People like me, who grew up in the middle of an ugly divorce where reconciliation was made impossible by one parent being a violent alcoholic, missed out on one of the most vital experiences of childhood, “family time.”
So I sit in awe of parents like Lochlear and her ex, Richie Sambora, who ended their 13-year marriage in 2007, for their ability to be friends and give their daughter that “family time” experience.
This isn’t just something to be done by the well-heeled, beautiful, and famous people.
My friends, Richard and Cheryl, divorced, have two kids and have remained a family where it counts, in the preservation of “family time.”
They have managed to integrate new relationships and kids into the mix as seamlessly as a master weaver makes a tapestry.
I met them when our sons became best friends 10 years ago and honestly looked at them like a pair of rare birds. I studied them from afar.
Each of them is my friend. Richard is a filmmaker who plays Dungeons and Dragons with my sons. Cheryl is a nurse, but also a talented painter with whom I can sit and talk over a glass of wine.
I have never asked why they split, but from what I pieced together it was sad and heart-breaking as any divorce has ever been.
While I know there were wrongs, slights, and hurts that caused their split, there is no “side” to take because they never, ever say an unkind word about the other whether the kids are around or not.

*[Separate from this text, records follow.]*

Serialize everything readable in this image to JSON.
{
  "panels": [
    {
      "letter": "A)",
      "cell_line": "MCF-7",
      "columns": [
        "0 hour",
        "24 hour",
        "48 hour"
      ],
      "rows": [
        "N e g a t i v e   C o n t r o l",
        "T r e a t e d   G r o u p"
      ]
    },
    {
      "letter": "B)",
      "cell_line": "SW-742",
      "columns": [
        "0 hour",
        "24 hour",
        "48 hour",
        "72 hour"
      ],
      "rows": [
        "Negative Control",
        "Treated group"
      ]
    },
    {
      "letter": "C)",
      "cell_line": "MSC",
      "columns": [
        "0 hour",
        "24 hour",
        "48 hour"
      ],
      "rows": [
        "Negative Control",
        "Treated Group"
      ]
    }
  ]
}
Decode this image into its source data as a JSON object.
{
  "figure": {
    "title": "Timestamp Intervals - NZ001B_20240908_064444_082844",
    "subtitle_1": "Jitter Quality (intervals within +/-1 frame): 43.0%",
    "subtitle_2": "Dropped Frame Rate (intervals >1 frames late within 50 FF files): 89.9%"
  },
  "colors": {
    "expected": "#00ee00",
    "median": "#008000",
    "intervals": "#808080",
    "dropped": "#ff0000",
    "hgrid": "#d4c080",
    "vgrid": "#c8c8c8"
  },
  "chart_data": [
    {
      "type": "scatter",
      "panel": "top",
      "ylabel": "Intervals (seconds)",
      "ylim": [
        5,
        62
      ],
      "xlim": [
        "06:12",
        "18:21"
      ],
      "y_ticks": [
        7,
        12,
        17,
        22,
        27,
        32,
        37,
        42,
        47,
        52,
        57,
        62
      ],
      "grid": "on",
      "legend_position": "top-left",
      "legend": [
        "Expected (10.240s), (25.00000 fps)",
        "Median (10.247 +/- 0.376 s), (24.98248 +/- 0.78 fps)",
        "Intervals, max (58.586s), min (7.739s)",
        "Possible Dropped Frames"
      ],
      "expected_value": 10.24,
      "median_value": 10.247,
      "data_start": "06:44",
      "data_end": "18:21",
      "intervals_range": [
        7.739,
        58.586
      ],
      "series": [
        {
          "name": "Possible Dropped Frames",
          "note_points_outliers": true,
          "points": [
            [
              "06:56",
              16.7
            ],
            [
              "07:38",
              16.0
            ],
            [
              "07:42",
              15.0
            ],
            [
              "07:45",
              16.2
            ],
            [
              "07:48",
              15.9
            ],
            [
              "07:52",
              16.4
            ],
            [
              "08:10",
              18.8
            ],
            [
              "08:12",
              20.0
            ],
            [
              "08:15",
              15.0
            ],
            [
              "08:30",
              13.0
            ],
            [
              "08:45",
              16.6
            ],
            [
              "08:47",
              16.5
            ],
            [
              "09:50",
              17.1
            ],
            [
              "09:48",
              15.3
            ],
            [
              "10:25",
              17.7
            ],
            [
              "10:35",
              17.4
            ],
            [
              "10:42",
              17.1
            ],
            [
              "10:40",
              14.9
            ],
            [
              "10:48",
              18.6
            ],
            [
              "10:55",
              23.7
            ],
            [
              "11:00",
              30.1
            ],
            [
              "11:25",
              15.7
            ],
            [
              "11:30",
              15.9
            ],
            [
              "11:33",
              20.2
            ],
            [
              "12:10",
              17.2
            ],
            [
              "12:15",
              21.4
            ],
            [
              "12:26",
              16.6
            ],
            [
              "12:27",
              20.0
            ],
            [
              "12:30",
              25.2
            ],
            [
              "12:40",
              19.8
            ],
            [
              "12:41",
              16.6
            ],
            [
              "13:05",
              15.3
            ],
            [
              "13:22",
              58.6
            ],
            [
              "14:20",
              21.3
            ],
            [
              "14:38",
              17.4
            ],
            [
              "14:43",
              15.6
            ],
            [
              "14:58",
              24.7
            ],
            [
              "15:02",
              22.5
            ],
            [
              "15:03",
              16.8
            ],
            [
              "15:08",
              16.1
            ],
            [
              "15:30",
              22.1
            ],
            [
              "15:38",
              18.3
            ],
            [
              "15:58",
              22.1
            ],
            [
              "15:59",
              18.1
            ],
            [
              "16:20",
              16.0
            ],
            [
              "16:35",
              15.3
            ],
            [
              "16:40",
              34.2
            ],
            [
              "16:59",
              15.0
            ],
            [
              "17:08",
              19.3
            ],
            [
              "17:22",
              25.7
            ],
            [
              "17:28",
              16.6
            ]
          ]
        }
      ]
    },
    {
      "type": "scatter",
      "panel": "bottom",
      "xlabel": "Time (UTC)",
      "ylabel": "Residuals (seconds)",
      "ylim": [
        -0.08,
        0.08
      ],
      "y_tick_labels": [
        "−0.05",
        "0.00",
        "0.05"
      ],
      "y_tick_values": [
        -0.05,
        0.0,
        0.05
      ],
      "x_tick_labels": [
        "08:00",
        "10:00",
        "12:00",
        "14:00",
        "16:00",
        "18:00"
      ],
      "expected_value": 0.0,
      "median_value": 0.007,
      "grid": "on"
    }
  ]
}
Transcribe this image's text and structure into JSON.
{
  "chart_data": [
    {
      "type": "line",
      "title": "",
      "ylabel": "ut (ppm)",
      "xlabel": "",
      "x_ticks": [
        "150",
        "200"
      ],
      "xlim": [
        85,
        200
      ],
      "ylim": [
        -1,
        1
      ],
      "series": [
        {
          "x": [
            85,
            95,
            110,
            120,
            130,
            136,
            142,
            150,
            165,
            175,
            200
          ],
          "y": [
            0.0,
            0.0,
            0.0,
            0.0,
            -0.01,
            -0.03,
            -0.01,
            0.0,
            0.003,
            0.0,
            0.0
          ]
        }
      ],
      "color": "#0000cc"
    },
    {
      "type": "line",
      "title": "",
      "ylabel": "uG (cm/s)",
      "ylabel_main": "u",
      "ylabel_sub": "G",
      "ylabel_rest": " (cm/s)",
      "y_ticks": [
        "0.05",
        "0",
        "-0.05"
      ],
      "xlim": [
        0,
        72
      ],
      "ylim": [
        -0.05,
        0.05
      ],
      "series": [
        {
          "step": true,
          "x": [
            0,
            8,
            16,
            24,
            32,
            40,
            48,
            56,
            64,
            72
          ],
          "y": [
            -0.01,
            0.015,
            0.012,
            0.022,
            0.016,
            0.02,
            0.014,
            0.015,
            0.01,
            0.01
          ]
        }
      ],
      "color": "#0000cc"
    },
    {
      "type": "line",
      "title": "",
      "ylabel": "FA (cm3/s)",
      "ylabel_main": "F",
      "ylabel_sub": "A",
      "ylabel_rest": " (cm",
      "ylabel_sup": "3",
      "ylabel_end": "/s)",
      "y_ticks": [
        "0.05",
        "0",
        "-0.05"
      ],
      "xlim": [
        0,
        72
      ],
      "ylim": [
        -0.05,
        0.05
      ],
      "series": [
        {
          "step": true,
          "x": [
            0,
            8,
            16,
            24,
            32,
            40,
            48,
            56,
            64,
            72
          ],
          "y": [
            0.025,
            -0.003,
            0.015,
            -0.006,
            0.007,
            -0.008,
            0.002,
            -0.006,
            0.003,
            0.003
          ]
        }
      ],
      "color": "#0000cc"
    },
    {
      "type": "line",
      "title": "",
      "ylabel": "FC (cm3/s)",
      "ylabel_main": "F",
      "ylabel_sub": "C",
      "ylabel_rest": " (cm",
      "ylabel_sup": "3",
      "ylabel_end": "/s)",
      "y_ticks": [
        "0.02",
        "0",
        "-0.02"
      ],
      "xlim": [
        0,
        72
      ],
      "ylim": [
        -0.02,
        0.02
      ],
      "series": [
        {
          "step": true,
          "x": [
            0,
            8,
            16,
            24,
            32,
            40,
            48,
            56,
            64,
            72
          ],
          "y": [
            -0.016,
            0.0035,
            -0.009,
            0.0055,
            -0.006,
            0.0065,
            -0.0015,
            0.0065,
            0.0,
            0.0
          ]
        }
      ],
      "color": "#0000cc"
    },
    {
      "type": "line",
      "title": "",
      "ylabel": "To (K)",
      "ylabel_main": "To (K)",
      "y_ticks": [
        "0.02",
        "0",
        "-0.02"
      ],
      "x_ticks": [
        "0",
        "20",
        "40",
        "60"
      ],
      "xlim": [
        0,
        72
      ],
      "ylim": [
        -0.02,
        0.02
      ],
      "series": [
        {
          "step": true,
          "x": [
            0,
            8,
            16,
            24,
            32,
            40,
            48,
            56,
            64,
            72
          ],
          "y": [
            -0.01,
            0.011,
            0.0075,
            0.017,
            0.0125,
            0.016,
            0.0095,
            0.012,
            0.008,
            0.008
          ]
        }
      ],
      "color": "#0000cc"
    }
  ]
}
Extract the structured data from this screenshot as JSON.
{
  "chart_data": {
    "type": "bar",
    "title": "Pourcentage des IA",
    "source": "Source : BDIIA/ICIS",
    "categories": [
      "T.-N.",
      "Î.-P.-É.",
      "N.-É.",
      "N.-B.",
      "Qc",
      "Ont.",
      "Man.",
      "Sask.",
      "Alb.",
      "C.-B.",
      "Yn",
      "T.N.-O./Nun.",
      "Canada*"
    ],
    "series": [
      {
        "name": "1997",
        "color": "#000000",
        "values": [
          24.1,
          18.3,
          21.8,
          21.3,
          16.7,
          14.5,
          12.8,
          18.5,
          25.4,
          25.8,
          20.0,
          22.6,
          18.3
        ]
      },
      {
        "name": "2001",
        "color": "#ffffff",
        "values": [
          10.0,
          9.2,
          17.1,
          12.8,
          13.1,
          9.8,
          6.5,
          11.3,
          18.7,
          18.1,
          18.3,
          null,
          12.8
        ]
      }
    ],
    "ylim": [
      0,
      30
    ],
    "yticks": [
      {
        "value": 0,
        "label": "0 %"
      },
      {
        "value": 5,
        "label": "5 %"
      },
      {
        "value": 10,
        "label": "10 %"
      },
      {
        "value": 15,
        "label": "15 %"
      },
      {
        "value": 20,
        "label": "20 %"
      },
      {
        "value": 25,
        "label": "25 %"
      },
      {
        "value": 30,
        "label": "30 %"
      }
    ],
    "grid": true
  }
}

It is totally out of my personal experience or logic system to see them interact because I grew up in a more typical post-apocalyptic divorce environment.
So the relationship I have observed between Richard and Cheryl has helped me learn about parenting and relationships.
Somehow these two remarkable people see past it all to where their kids are standing and they just put their big parent panties on and got the heck over the anger, hurt and disappointment that comes with divorce.
They did it without being wealthy or famous and that’s why I can salute Lochlear and Sambora, because I know their success was not made of those things as some might believe.
Just look at Tom Cruise and Katie Holmes or any other Hollywood break-up to confirm that last statement.
We are always telling our kids to get over their angers and frustrations with friends and even with us.
However, when it comes to an ex-spouse it’s more “Do as I say, not as I do.”
US Weekly reported that Ava posed for pictures with her mom, the former "Melrose Place" star, and her rocker dad at the celebration and all three appeared in "great spirits."
The Bon Jovi guitarist told Access Hollywood last year he and his ex-wife are still a family in the most important sense, family time.
"We're very good. It's actually even beyond for [our daughter's] sake," Richie told Access Hollywood last year. "Heather and I really respect each other, and we've become better friends, I think, now that we're not married."
What Lochlear and Sambora and my friends right here in Norfolk, Va, all prove on a daily bases is that being “one of the beautiful people” isn’t about how you look but how you look at each other after the divorce.